After identifying the ADLs your relative can manage alone, assess if you can help with the rest without external assistance. It’s important to acknowledge your limitations and communicate openly with your elderly relative about tasks you may struggle with. Consider what you can handle without compromising your well-being, relationships, or other responsibilities.

Overburdening yourself can lead to burnout and hinder your ability to provide care. Seeking support is crucial as caring for seniors is both challenging and rewarding.

3. Financial Considerations

Taking on the role of caring for an elderly relative at home has financial implications. Seniors residing in care facilities may receive additional financial aid from the government for living expenses. Check if your relative qualifies for any assistance programs, as they can help cover medical costs.

You might also need to assist your relative in managing their retirement funds and finances, which becomes part of your responsibility. As a caregiver, you could be eligible for tax benefits by deducting medical expenses or claiming your relative as a dependent.
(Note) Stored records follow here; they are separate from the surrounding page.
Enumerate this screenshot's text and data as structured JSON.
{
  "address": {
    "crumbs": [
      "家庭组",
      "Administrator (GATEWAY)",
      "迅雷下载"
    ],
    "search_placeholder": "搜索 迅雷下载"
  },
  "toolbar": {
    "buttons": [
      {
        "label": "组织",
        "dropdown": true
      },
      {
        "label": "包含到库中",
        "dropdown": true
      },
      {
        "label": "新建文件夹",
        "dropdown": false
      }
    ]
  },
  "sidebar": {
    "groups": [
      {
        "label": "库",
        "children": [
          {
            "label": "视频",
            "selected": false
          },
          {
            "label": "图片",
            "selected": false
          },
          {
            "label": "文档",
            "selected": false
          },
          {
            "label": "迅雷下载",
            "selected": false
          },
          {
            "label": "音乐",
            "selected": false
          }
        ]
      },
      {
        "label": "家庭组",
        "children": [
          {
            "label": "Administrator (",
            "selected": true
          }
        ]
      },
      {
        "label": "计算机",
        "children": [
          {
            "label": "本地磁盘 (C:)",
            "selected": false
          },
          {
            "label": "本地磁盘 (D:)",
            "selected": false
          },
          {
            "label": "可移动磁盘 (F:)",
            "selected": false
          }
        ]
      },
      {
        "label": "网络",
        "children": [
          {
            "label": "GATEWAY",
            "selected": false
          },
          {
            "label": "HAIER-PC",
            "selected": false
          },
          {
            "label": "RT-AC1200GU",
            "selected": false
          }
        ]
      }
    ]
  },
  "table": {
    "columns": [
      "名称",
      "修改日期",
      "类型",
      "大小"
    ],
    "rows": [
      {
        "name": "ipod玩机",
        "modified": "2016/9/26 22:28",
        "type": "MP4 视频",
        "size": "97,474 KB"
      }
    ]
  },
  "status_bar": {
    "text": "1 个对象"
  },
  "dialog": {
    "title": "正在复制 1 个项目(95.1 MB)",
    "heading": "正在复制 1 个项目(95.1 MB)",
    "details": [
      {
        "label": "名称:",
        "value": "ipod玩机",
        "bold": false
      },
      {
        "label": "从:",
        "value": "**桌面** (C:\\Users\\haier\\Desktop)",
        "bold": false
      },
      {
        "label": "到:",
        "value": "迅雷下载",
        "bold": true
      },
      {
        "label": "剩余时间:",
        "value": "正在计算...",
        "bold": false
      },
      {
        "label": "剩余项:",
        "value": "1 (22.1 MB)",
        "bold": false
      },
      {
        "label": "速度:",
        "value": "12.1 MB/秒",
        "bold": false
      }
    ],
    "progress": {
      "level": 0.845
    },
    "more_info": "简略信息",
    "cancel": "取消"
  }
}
Ensure your loved one gets support from various independent, state, or federal organizations that offer tax assistance to senior citizens during tax season.

4. Take Breaks When Necessary

In addition to seeking help with caregiving tasks, it’s vital to delegate responsibilities and take breaks periodically. While you may be doing a commendable job caring for your elderly relative, you won’t receive assistance unless you request it. Ask a spouse, sibling, friend, or another close relative to take over caregiving for a weekend or a day, allowing you time to relax, rejuvenate, and return refreshed.

Remember that requesting help from friends and family varies in each situation. Be open to various ways of seeking assistance and be flexible in sharing the caregiving load.